Neu im Kino: "The Happy Film"

Bin ich glücklich?

Coach dich selbst: Der österreichische Grafikdesigner und zweifache Grammy-Gewinner Stefan Sagmeister investierte sechs Jahre in seine Doku "The Happy Film". Die kamerataugliche Selbstoptimierung auf den Spuren eines launischen Glücksversprechens war nicht ohne Nebenwirkungen zu haben – inklusive Todesfällen, reihenweise zerbrechenden Beziehungen und jeder Menge Kosten-Nutzen-Rechnungen.

Seit Woody Allen gelten New Yorker bekanntlich eher als Unglücksexperten. Obwohl 1962 in Österreich geboren und aufgewachsen, fügt sich Stefan Sagmeister mühelos in die Reihe vergrübelter Stadtneurotiker ein, die diesem chronisch unter Vervollkommnungszwang stehenden Kreativen-Mekka zu verdanken sind. Das Résumé seines filmischen Experiments kann der stilbewusste Top-Designer natürlich nur über den Dächern der Stadt ziehen, die ihm einen enormen beruflichen Erfolg beschert hat. Die Agentur "Sagmeister & Walsh" brummt, an gewonnenen Design Awards mangelt es nicht und seine Entwürfe für CD-Cover sind nur bei der A-Liga anzutreffen, von Lou Reed über Rolling Stones bis zu den Talking Heads.

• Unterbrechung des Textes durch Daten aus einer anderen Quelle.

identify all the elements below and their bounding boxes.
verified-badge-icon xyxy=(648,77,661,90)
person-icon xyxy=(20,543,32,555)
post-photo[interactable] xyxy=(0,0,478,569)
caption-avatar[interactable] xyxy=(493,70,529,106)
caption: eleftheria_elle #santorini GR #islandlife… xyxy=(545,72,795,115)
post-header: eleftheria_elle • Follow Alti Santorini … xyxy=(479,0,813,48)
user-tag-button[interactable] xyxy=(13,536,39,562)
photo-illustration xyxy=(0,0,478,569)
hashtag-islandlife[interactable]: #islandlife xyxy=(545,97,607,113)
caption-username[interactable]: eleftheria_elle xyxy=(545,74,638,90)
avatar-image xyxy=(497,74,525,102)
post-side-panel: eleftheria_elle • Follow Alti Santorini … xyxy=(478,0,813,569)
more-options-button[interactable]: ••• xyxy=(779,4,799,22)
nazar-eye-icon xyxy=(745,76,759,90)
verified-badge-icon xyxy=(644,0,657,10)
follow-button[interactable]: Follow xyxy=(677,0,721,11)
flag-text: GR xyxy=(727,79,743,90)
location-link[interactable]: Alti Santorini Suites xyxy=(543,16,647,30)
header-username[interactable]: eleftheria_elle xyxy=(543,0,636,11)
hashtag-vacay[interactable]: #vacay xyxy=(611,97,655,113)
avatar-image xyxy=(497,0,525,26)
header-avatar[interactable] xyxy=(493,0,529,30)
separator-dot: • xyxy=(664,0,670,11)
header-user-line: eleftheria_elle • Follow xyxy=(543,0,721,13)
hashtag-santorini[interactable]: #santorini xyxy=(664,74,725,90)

Während die Wolkenkratzer im nächtlichen Glamour schimmern, bricht Sagmeister auf einer beneidenswerten Terrasse irgendwann in sich zusammen und fällt ein vernichtendes Urteil über sein entgleistes Happy-Projekt: "It's a total desaster". Dabei war die Stimmung am Anfang noch gut. Wenn im Job alles glatt läuft, muss ich doch auch mein Ich formen und das eigene Zufriedenheitsempfinden steuern, messen und mit anderen teilen können? Training ist alles, dachte sich der Systematiker und schritt zur Tat. Sein Team ließ er optisch aufwändige, lustig-fröhliche Zwischen-Clips produzieren, die das Gesamtpaket aus Film, Vorträgen und der Ausstellung "The Happy Show" auflockern sollten. Zeitgleich holte er sich professionelle Handlungsanwei-sungen bei Jonathan Haidt ab. Der Professor für Psychologie, Moral-Fachmann und Bestseller-Autor schlug einen wenig originellen Cocktail vor. Um festgefahrene Denkweisen aufzubrechen, sollte sein Proband ein Dreistufen-Programm aus Meditation, Verhaltenstherapie und Antidepressiva-Einnahme absolvieren.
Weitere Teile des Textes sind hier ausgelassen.